Kışın yaklaşmasıyla bastıran soğukla birlikte Quidditch seçmeleri de başlamıştı. Herkes yüzünde heyecanlı bir ifadeyle bu yıl kimin şampiyon olacağı konusunda hararetli tartışmalara giriyordu. Bazılarıysa Gryffindor'un bu seneki takım kadrosuyla sonuncu olmayı bile hak etmediğini düşünüyordu, üstelik bunu düşünenler tek Slytherinler de değildi. Hagrid bile Patlar-Uçlu Kelekerler hakkında konuşmaktan o denli sıkılmış olacak ki, o da tüm ilgisini yaklaşmakta olan seçmelere vermişti. Hatta arada bir James'e katılması için cesaret bile veriyor fakat James bu işi ve, kendisinin babasına benzediği yönündeki beyanları dinlemeden peşinen reddediyordu. İşin kötü yanı bu konuda böyle düşünen tek Hagrid değil, neredeyse tüm okuldu. Dersler de gitgide ağırlaşıyor ve Profesör Trelawney'nin odasındaki o keskin yanık kokusu her ders artıyordu. Karanlığın içinde yanan mumlar ve çevresini süsleyen kırmızı dantel örtüler etrafı sarıyor, rafların üstünde duran türlü boydan cam küreler de odaya ağır bir hava veriyordu. Trelawney'ye odanın temizlenmesini önerdiklerindeyse, bu durumun onun "İçgözü" nü engelleyeceğini söylemiş, bu öneri onu sinirlendirmiş olacak ki üç parşomen rulosu uzunluğundaki ödevi ertesi güne getirmelerini istemişti . Öğleden sonra James, Pete ve Erik Gryffindor salonunda oturmuş kafa kafaya verip bir yandan Biçim Değiştirme ödevini bitirmeye çalışıyor bir yandan da artan ev ödevlerinden ve öğretmenlerden yakınıyorlardı, artık her gün bunu bir alışkanlık haline getirmişlerdi. Sanki bundan özel bir zevk alıyorlardı.
Akşama doğru James, ortak salonda otururken fısıltıyla,
"Haberiniz var mı bilmiyorum ama, McGonagall Yasak Orman'a bütün öğrencilerin girişini yasaklamış, Hagrid'in bile."
Erik ve Pete isteksizce başını aşağı yukarı sallamakla yetindiler. Canı sıkılan James,
"Ne yani, bu mu? Bu bizi engelleyecek mi?"

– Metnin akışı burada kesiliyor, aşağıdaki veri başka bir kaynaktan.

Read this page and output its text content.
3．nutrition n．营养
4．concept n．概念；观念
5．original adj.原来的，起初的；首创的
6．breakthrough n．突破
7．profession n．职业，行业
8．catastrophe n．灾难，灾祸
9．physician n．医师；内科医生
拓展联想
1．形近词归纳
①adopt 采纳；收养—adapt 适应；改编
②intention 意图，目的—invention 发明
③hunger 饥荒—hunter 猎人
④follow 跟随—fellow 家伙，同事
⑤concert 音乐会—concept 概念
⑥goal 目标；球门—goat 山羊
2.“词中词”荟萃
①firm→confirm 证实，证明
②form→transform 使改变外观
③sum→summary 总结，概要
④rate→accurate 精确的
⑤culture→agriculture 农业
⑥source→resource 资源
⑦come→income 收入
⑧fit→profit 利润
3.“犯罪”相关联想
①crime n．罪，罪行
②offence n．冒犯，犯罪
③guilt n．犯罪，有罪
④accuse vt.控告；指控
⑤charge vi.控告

"Ne yapabiliriz ki? Hem ne diye girelim, geçen sene arkadaşın Hagrid'in paçasını kurtardık, bu yetmez mi? Hayır, bence bu kadarı yeterli." dedi Pete kederli bir şekilde. Şimdi gözünü ortak salonu ısıtan şömineye dikmiş, içinde dans eden alevleri izliyordu.
"Eğer, " dedi James, "...bana yardım etmezseniz, bu işi kendim de halledebilirim-"
"Ne işiymiş bu?"
"Eh, madem gelmiyorsun-değil mi-bilmene de gerek yok o zaman."
"İyi, " dedi Pete ve ardından Erik'i de sürüklerken devam etti, "Bana söylemek istemiyorsan, sana soracak değilim-" ardından hızla ekledi, "Yarınki cezayı getirmeyi unutma!" James yüzünü kırıştırınca, "Kehanet ödevi." diye mırıldandı sadece James'in duyabileceği bir şekilde.
Onlar yukarı çıkarken, James başını arkaya çevirdi ve kardeşi Albus'u gördü. Kendisini dakikalardır izlediğini fark etmemişti bile.
******************************
Herkes kahvaltısını ediyor, McGonagall ve Slughorn ise hararetli bir tartışmaya girmiş, konuşuyordu. Sabah postaları gelmişti bile. Postalar baykuşların bacağında sallanıyor ve havada süzülüyordu. Yanlarına doğru süzülen kahverengi renkli bir baykuş Rose'un elini sertçe gagaladı. Ne istediği çok belliydi: iki Sickle. Baykuş bıraktığı Gelecek Postası için etrafı darmadağın ediyordu. Hatta etraftaki birkaç öğrenci hızla kalktı ve burnu havada yürüyüp uzaklaştı. Onların bu gereksiz davranışlarına anlam veremeyen Rose, suratını astı. Elini deri kesenin içine dirseklerine kadar soktu ve iki gümüş Sickle'ı bulup baykuşa doğru şamar gibi fırlattı. Baykuş elini birkaç kez daha gagaladıktan sonra havalandı. James kendini tutamayarak sordu,
"Niye o gazeteyi okuyorsun ki?"
Rose kendinden gayet emin bir tavırla cevap verdi.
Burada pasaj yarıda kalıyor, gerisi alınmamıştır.